If you do a postdoc you may be able to find a more competitive position; but you can also lose a bit of time. So it depends on the situation and your goals. Postdoc mentor is very important, more important than the fancy school. Some advisors are much better than others; just because they are good PhD advisors does not mean that they are good postdoc advisors
Nancy: people often come into government with Bachelors or Masters. PhD often not required but Masters sometimes are; masters’ plus experience etc. Specific to criteria on job posting. Look through postings on usajobs.gov. My position – PhD not required but I have used many of things that I have learned during my PhD
JOIN ASA CCD's next in Your Career Path - Career Next-Steps and Promotions - Friday June 11 2021 at 1pm Eastern. Register
Panelists: Early data science careers and the job search process. Friday, April 30 at 1pm Eastern.
|Nancy Murray, Statistician at CDC and Biostatistics PhD Candidate at Emory University
Nancy Murray holds a Bachelor of Science in statistics from the University of Tennessee, Knoxville and a Master of Science in biostatistics from Emory University. She is currently pursuing her doctoral degree in biostatistics from Emory University. She joined CDC in Fall 2020 as a Statistician in the Influenza Division of the National Center for Immunization and Respiratory Diseases.

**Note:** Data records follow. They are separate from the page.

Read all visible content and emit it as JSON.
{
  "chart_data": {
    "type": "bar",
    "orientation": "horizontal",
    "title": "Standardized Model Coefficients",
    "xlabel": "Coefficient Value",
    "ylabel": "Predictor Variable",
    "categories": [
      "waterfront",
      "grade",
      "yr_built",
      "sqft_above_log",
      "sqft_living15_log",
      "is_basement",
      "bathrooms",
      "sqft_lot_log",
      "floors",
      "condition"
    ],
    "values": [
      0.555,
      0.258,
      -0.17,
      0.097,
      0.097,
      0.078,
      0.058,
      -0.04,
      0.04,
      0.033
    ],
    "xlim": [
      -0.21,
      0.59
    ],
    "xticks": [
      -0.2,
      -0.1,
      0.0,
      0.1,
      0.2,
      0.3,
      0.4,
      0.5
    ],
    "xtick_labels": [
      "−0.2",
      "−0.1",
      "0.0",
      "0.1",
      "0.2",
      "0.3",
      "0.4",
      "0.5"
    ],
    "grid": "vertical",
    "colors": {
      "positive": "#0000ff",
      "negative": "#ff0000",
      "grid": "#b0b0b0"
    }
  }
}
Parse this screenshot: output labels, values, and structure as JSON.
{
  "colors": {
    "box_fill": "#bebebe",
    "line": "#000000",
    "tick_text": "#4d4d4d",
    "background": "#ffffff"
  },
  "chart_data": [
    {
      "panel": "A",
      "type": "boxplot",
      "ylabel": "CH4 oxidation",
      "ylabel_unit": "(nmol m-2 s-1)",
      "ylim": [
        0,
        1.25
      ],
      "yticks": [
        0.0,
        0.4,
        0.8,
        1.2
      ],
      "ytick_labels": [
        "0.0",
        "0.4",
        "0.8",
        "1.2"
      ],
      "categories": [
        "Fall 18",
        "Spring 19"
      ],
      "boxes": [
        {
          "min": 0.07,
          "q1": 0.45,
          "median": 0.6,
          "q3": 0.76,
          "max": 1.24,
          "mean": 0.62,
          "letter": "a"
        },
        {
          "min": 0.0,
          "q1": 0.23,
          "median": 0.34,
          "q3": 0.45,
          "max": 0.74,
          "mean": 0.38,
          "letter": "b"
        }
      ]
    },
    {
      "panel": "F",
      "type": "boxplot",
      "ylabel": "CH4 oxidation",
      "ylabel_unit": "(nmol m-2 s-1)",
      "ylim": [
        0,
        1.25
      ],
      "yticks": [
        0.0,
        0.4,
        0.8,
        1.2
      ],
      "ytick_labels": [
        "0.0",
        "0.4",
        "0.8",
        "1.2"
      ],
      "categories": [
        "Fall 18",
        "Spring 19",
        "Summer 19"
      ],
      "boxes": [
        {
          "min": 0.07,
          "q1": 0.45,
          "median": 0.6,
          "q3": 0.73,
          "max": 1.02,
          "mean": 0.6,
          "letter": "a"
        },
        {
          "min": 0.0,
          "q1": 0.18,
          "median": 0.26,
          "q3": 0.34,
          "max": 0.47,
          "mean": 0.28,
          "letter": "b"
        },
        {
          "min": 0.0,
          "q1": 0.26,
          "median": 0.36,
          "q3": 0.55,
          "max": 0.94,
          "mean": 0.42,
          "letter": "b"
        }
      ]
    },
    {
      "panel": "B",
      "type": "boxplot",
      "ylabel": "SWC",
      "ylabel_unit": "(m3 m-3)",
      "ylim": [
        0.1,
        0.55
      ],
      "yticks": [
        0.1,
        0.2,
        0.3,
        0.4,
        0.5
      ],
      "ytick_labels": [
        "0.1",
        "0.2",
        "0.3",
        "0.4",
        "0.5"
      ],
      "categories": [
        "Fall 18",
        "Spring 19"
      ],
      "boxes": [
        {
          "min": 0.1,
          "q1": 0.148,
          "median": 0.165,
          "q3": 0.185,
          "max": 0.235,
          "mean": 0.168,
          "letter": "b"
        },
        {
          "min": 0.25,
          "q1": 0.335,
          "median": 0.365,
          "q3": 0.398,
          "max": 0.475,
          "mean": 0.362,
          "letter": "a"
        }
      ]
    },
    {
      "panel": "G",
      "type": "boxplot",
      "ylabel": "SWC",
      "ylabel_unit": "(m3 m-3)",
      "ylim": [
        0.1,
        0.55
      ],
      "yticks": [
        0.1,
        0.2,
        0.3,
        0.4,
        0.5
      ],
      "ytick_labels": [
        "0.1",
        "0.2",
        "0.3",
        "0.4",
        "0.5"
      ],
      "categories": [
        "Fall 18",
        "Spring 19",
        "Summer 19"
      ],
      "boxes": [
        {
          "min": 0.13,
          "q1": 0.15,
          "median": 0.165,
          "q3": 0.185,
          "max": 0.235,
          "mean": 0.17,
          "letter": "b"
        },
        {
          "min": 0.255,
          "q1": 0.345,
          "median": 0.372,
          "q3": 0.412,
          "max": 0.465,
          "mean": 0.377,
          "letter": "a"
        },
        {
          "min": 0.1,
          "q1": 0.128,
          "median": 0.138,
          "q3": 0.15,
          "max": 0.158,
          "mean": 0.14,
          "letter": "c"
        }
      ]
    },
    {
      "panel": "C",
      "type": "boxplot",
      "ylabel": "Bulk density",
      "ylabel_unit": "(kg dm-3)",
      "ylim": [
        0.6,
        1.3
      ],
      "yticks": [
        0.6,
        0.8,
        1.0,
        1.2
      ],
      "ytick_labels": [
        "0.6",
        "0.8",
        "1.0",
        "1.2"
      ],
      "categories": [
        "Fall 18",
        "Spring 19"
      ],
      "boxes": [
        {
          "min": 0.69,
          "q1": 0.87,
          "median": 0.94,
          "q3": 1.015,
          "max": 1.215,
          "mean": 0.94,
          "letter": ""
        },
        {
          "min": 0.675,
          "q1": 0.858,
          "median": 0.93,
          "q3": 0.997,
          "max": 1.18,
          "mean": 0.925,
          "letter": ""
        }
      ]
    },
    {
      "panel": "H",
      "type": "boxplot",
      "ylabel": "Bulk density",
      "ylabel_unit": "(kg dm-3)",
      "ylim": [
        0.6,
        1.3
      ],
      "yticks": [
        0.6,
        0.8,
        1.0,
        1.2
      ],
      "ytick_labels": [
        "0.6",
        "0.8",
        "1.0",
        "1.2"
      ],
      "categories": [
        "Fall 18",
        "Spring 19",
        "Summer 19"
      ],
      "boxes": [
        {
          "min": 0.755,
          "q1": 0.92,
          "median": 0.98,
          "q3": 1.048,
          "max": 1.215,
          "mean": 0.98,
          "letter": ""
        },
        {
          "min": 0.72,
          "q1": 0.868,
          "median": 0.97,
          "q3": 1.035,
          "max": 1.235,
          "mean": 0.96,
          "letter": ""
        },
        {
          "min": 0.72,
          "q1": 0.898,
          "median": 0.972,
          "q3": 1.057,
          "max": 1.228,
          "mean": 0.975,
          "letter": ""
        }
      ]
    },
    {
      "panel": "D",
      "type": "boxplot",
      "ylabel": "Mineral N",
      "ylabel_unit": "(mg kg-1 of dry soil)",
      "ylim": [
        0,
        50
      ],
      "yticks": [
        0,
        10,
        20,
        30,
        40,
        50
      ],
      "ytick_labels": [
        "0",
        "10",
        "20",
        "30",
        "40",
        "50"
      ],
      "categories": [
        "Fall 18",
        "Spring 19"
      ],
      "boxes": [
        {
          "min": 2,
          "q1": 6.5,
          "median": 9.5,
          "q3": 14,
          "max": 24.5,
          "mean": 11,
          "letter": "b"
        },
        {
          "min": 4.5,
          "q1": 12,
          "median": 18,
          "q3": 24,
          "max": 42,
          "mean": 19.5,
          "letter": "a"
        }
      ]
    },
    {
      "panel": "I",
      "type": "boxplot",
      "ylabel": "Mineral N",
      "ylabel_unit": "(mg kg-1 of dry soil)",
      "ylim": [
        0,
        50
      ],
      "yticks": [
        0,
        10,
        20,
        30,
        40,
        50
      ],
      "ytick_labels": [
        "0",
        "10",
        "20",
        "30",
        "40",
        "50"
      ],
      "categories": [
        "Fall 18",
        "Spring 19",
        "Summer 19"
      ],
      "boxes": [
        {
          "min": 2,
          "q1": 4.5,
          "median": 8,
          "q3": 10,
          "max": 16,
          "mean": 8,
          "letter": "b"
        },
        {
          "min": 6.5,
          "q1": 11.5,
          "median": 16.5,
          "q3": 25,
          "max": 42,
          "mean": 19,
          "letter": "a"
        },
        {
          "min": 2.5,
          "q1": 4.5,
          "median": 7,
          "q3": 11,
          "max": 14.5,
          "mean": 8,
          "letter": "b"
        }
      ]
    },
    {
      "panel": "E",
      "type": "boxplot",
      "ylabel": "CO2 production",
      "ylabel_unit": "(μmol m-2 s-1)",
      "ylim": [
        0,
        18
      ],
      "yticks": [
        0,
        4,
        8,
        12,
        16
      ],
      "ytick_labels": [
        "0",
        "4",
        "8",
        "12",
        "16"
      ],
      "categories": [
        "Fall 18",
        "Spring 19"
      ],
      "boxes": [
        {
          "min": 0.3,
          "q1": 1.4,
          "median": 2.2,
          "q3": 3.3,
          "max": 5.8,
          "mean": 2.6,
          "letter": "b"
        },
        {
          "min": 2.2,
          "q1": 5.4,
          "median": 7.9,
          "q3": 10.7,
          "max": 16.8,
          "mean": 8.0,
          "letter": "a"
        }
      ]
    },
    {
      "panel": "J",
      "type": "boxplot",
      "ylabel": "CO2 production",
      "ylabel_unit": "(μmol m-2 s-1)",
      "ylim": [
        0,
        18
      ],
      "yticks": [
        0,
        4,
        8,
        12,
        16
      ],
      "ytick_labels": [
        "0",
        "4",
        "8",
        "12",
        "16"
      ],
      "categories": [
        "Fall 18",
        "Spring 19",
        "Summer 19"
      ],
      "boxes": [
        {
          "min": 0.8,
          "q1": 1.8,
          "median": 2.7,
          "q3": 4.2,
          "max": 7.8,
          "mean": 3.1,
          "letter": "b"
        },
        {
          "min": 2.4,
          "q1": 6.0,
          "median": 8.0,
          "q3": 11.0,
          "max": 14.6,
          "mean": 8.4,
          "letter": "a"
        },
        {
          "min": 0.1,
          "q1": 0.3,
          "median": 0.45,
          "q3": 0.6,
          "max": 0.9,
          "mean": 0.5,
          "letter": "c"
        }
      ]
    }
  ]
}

|Won Chang, Assistant professor at University of Cincinnati
Dr. Won Chang received his PhD in 2014 from the Department of Statistics at Penn State. After his graduation he worked as a Postdoctoral Scholar at the University of Chicago for two years. In 2016 he joined the Department of Mathematical Sciences at the University of Cincinnati as an Assistant Professor. Dr. Chang will speak and answer questions about job-seeking in academia.
|Dr. Di Michelson, JMP
Dr. Diane K. Michelson develops courses, teaches classes, and mentors students in statistical methods using JMP software from SAS. Learners come from industries including pharmaceutical development and manufacturing, chemical processes and refineries, semiconductor manufacturing, and others. Prior to her role at SAS Institute, Di spent over 20 years as an industrial statistician in the semiconductor industry, both at an IC manufacturer and at Sematech, the industry’s research consortium. Di holds a Ph.D. in Statistics from Texas A&M University. She has served ASA as a PStat committee member, various officer positions in the Quality and Productivity section, various officer positions in the Austin chapter, and chair of the Hahn award committee.